New figures from the Australian Bureau of Statistics show that education exports increased by 14 per cent in 2017-18 as overseas enrolments surged past 800,000.
The body representing the nation’s universities said that foreign student numbers were at record levels, with its members hosting a large proportion of them.
“International education is a modern Australian success story, built from the ground up over six decades to become the nation’s third-largest export,” said Anne-Marie Lansdown, deputy chief executive of Universities Australia.
“The buck doesn’t stop with us.
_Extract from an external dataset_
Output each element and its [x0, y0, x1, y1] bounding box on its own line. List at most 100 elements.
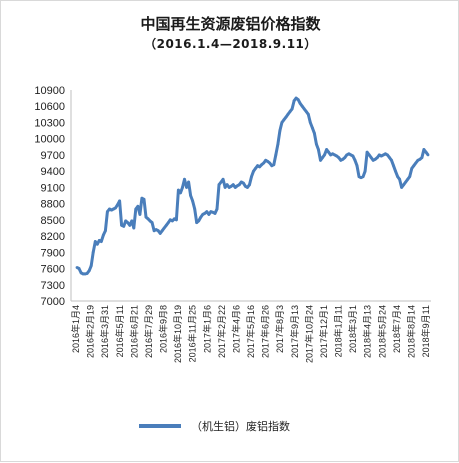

That A$32 billion flows on into the entire Australian economy, generating jobs, supporting wages and lifting living standards.”
The new figures have emerged amid controversy over international education, with Australia’s Labor opposition flagging a possible capping of foreign enrolments over concerns that overseas students are monopolising jobs and suffering exploitation in the workplace.
Critics say that limiting foreign students would amount to punishing the victims of workplace abuse while robbing reputable employers of willing applicants for jobs unpopular with locals.
Iain Watt, deputy vice-chancellor of the University of Technology Sydney, said that the row could “seriously impact the whole industry”.
“A populism-driven debate on immigration and students is very bad news for international education,” he warned.
International education has surged in Australia in recent years, with confidential figures showing that some universities have more than doubled their overseas enrolments since 2014. A report last month by UCL’s Centre for Global Higher Education found that the country may already have overtaken the UK to become the world’s second-biggest education destination.
However, many Australian higher education commentators are concerned that the sector is overly reliant on revenue from foreign students, with some universities accelerating overseas recruitment to compensate for a dearth of domestic funding.
The new export figures, released on 2 August, are the latest in a see-sawing series of revenue estimates. Last October, the statistics bureau boosted the industry’s value by almost 20 per cent at the stroke of a pen after a methodological change increased its calculation of 2016-17 earnings from A$23.6 billion to more than A$28 billion.
The change triggered further revisions in the first half of this year, with the bureau upgrading and then downgrading its previous valuations. The volatility relates to overseas students’ spending on things such as food and accommodation rather than the tuition fees banked by universities.